リプロな日記

中絶問題研究者~中絶ケア・カウンセラーの塚原久美のブログです

ウクライナ難民がポーランドで中絶の議論を再燃させる

The Brussels Time, Tuesday, 19 April 2022, By Liv Klingert

Ukrainian refugees reignite abortion debate in Poland

仮訳します。

ウクライナでロシア兵による性的暴力の犠牲となったウクライナ人女性難民の到着を受け、ポーランドで中絶をめぐる論争が再燃している。


現在の制限的な中絶法のもとでは、レイプによって妊娠し、ポーランドに避難してきた女性たちが、現地で合法かつ安全な中絶を行えるかどうかは不透明だと、デ・スタンダード紙は報じている。


ポーランドではレイプ後の中絶は原則的に合法です。実際には、ポーランドの強権的な中絶法が2020年にさらに強化された後、中絶サービスにアクセスすることはほとんど不可能であるとアムネスティ・インターナショナルは述べています。

「性的暴力の被害者が、再びトラウマになることなくポーランドの制度に身をさらすことはありません」と、キンガ・イェリンスカはデ・スタンダードに語った。彼女や非営利団体Abortion Without Bordersの他のメンバーは、ポーランドの女性たちがオンラインで中絶薬にアクセスしたり、臨床的中絶のために他国へ渡航したりできるよう支援しています。

女性が中絶に関して電話できるポーランドのホットラインは、3月に入ってからウクライナ人によって82回利用されています。"レイプの被害者かどうか "を問うことはありません。ポーランドと違って、私たちは中絶の理由に干渉しません」とジェリンスカは強調した。

中絶の情報支援を行う国際組織「Abortion Support Group」は、ウクライナから中絶サービスを受けるための支援を求める200人からの電話を受けたと主張しています。

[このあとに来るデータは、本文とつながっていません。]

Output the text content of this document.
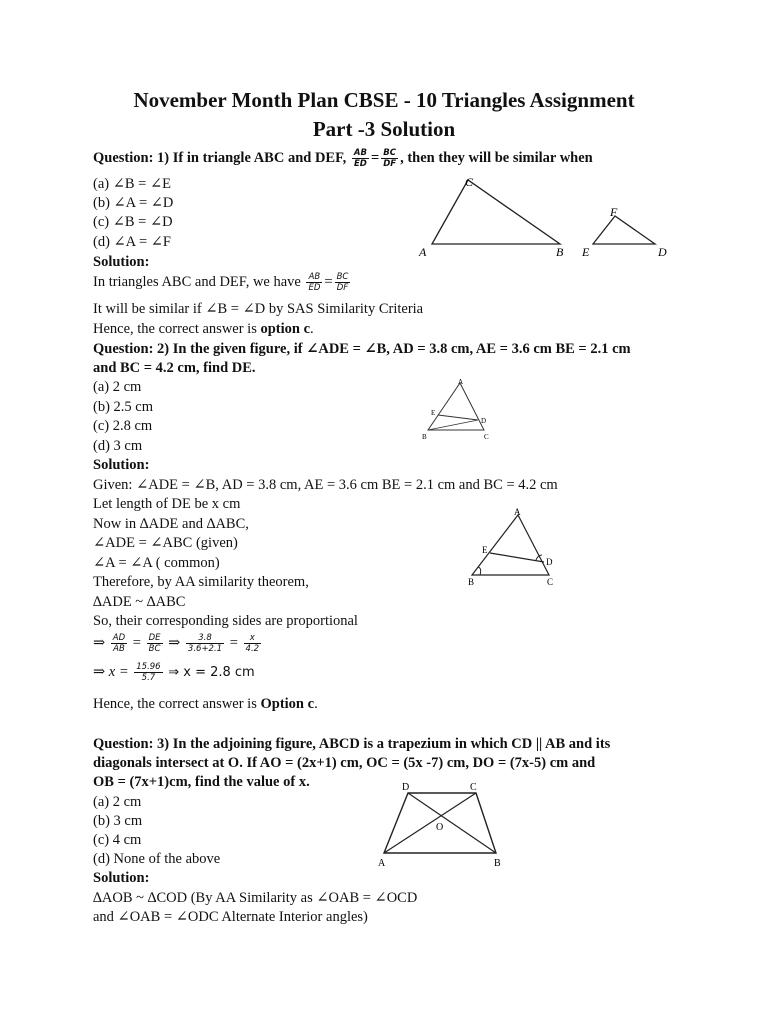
November Month Plan CBSE - 10 Triangles Assignment
Part -3 Solution
Question: 1) If in triangle ABC and DEF, $\frac{AB}{ED} = \frac{BC}{DF}$ , then they will be similar when
(a) ∠B = ∠E
(b) ∠A = ∠D
(c) ∠B = ∠D
(d) ∠A = ∠F
Solution:
In triangles ABC and DEF, we have $\frac{AB}{ED} = \frac{BC}{DF}$
It will be similar if ∠B = ∠D by SAS Similarity Criteria
Hence, the correct answer is option c.
C
A	B
F
E	D
Question: 2) In the given figure, if ∠ADE = ∠B, AD = 3.8 cm, AE = 3.6 cm BE = 2.1 cm
and BC = 4.2 cm, find DE.
(a) 2 cm
(b) 2.5 cm
(c) 2.8 cm
(d) 3 cm
Solution:
Given: ∠ADE = ∠B, AD = 3.8 cm, AE = 3.6 cm BE = 2.1 cm and BC = 4.2 cm
Let length of DE be x cm
Now in ∆ADE and ∆ABC,
∠ADE = ∠ABC (given)
∠A = ∠A ( common)
Therefore, by AA similarity theorem,
∆ADE ~ ∆ABC
So, their corresponding sides are proportional
⇒ $\frac{AD}{AB} = \frac{DE}{BC}$ ⇒ $\frac{3.8}{3.6+2.1} = \frac{x}{4.2}$
⇒ $x = \frac{15.96}{5.7}$ ⇒ x = 2.8 cm
Hence, the correct answer is Option c.
A
E
D
B	C
A
E
D
B	C
Question: 3) In the adjoining figure, ABCD is a trapezium in which CD || AB and its
diagonals intersect at O. If AO = (2x+1) cm, OC = (5x -7) cm, DO = (7x-5) cm and
OB = (7x+1)cm, find the value of x.
(a) 2 cm
(b) 3 cm
(c) 4 cm
(d) None of the above
Solution:
∆AOB ~ ∆COD (By AA Similarity as ∠OAB = ∠OCD
and ∠OAB = ∠ODC Alternate Interior angles)
D	C
O
A	B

彼らは、そのほとんどに安全な中絶薬へのアクセスを提供することができたと主張しています。


報復の恐れ

ジェリンスカは、ポーランドのシステム全体が、中絶をできるだけ困難にすることを目的としていることを強調しました。「被害者は中絶サービスを受ける前に、まずレイプとして警察に届け出なければならないのです」と、Jelinskaは言います。とはいえ、ポーランドの検察官が他国で犯した犯罪にどう対処できるかは、今のところまだ不明だ。


ポーランド国家からの報復を恐れて医師が中絶を拒否し、中絶ができないために、少なくとも2人のポーランド人女性が妊娠合併症で亡くなっている。


中絶へのアクセスが最も良いのはウクライナです。議論の余地はありますが、妊娠の最初の12週間はまだ合法です。以前は、ポーランドから妊娠中の女性が中絶サービスを受けるためにウクライナ渡航していた。


「今、一番大事なことは、ウクライナに十分な中絶薬とモーニングアフターピルがあるのか確認することです」とJelinskaは言います。「そして、ポーランドに逃れた女性たちにNGOに頼れるのを知らせることです。」


ポーランドEU

ポーランドは何年も前からEUと衝突している。2020年に厳しい中絶法を導入し、女性の権利を後退させたが、同国はすでにEU全域で中絶について最も制限的な法律のいくつかを有していた。


以前は、中絶はレイプ事件の後、母親の命が危険にさらされた場合、胎児に明らかな病気の兆候が見られた場合にのみ許可されていた。年間約1,000件の合法的な中絶のうち90%以上が後者を理由としたもので、今回の判決は事実上、中絶をほぼ全面的に禁止したことになる。


この禁止令は、ポーランド憲法裁判所の判決を経て、2021年に施行されました。ガーディアン紙によると、それ以来、3万4000人のポーランド人女性が違法に、あるいは海外で中絶へのアクセスを求めたという。


欧州人権裁判所欧州委員会はいずれも、憲法裁判所が立法府や行政府から独立していないため、公正な裁判の要件を満たしていないと判断している。


活動家や女性の権利団体は、この判決は、中絶が合法である場合でさえ、医療関係者が国家からの迫害を恐れることを意味すると報告している。この判決を覆すよう働きかける市民団体や女性の人権擁護者たちは、暴力の脅威にさらされ、複数の抗議者たちが法廷に引き出されている。